SUPER MARIO: It is a bazooka and it is more than big enough to do the job. Do you want to see it?

MANGLER: I shouldn't. It is against my upbringing, and Jens and Wolfgang warned me about Italian men with higher inflation targets.

SUPER MARIO: As you wish. (Pause)

MANGLER: Is it really big enough? Do you have protection? What about the risk of excess liquidity spilling out?

SUPER MARIO: Angela, I am Italian, and a central banker. I can easily withdraw in time.

MANGLER: OK, whip it out then.

SUPER MARIO reveals the bazooka.

MANGLER: Gott in Himmel! Was für eine Wunderwaffe ! I have never seen anything like it. Except in back issues of the Economist that Helmut kept in his desk drawer....

SUPER MARIO: You must embrace the bazooka, Angela. Accept the inevitable. We must reflate.

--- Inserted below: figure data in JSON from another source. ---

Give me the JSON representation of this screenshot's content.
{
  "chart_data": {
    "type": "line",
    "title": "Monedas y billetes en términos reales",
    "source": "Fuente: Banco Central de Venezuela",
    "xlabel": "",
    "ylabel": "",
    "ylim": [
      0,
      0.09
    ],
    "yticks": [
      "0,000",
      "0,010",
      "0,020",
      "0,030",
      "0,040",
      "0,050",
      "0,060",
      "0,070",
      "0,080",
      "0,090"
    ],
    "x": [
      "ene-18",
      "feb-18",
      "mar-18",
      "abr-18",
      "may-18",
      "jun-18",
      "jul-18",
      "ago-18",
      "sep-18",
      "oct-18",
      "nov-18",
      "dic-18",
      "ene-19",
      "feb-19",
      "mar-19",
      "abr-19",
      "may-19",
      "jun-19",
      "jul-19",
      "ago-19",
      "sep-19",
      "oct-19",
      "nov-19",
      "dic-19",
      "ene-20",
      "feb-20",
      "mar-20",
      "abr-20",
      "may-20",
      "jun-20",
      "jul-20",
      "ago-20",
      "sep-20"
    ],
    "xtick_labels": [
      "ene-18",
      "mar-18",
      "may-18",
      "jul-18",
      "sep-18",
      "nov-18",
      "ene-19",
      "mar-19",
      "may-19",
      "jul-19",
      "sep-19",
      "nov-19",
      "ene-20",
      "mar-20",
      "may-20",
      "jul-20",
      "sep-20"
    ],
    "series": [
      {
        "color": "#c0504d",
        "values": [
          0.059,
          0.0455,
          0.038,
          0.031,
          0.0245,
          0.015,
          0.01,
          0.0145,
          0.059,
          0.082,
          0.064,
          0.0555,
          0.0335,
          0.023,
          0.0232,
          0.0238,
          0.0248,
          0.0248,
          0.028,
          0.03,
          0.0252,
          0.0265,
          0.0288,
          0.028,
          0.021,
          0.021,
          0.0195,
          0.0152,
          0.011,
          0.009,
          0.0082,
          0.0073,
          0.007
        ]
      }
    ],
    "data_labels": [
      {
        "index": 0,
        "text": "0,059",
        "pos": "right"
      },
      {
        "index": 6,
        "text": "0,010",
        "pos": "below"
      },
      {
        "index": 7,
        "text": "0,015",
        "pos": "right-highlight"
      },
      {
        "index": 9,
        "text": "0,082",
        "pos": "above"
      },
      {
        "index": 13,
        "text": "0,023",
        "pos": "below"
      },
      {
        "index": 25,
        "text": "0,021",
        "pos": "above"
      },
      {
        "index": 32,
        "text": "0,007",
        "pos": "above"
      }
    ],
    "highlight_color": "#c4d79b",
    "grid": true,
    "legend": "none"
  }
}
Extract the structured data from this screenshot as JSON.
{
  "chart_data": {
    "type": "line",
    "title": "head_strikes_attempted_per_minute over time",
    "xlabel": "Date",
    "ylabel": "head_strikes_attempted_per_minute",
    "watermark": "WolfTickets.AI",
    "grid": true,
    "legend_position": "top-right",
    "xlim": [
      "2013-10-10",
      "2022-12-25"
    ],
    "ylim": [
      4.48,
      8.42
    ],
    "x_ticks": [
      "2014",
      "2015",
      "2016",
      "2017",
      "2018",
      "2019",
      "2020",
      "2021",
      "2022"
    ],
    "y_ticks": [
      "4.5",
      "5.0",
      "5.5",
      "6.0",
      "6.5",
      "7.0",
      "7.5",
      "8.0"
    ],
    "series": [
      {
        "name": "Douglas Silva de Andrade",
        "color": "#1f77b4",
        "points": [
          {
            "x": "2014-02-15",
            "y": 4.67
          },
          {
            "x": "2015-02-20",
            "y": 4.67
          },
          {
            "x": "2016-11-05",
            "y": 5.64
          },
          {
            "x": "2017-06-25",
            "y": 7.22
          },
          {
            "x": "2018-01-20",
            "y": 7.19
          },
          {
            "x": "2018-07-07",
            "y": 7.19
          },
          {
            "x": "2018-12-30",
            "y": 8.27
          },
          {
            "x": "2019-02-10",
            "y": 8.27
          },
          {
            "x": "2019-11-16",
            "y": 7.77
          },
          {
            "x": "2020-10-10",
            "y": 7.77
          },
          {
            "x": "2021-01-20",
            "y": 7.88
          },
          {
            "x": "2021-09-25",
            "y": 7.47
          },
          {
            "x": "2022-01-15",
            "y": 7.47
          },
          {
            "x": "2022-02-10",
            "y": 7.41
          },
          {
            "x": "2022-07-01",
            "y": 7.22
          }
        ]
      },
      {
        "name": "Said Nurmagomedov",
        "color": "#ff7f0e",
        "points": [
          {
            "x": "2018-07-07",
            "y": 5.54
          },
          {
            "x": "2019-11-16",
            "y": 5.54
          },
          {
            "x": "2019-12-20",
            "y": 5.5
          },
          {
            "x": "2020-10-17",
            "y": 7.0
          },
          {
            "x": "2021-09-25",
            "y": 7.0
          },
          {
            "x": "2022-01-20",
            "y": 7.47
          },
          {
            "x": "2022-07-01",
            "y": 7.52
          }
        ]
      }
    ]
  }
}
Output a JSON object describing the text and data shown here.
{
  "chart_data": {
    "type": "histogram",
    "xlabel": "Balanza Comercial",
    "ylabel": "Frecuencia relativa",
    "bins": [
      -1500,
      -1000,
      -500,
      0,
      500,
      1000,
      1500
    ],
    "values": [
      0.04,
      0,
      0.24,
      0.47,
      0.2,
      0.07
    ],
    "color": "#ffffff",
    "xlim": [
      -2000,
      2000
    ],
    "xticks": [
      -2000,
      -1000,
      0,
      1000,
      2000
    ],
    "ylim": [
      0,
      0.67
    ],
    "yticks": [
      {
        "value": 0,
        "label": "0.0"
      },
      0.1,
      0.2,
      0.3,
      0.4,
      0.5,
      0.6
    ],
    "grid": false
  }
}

MANGLER: Oh, Mario! I never knew monetary stimulus could be so......

(FADE TO BLACK)

Anonymous said...

C says'
Very funny LB and a nice way to sign off a week.
My final thoughts this week are I see are I have seen lot of prepositioning to rerun 2011 which is one reason why I remain interested in being selectively long because I could make the case for this being a rerun of 2010 where the need for collective easing has never been stronger.
Moreover 2011 was to a large extent trapping people who had become bullishly complacent and yet I see no way we can make the same claim this year as I say prepositioning is all over the place to be seen and I want no part of that.

CV said...

Bravo LB, bravo ...

Draghi got a little bit cocky though didn't he ? I mean, he did actually say ... "trust me, it will be enough". I would just love to see the war room of the Death Star on that comment. Eject, eject!

Claus

Anonymous said...

Dee Dee says

C' I am not sure I get the difference you make between the 2010 and the 2011 runs.

Leftback said...

LB thinks we have entered a New World Order where we have a slowdown/crisis almost every summer. Then every nation will wheel out our little Gods of QE and we will pray to them until it rains liquidity. Actually, I like it, it is very natural, after all, life is cyclical, maybe we should take summer off or work shorter hours and create more jobs in the process.

Trust me, if you work in the US, you can clearly see the economy slowing, every June, even though people keep on going to work in July and August instead of having 8 weeks vacation which is what we should do. The Philly Fed monitors an area where there is a lot of small manufacturing, and the summer temps are often in the 90s-100s. Not surprising to me that activity slows in May in anticipation. It's too darn hot.....

Leftback said...

The transmission function between Spanish 10y yields, Mr Shorty's rear end and LB's Spanish bank longs seems to be working very well today.

The leverage in play in these instruments is even larger than I had anticipated. Despite the shorting bans, there are still probably a shed-load of synthetic short positions in play today through EWP puts, various SPA-GER spread trades and the like, wonder how many peeps REALLY want to hold their Spanish CDS over the weekend? A few punters might also be wondering when the Schatz will hit the fan?

LB always enjoys a good compression trade. It's going to be a lovely drink up tonight after the close. Cheers, TMM!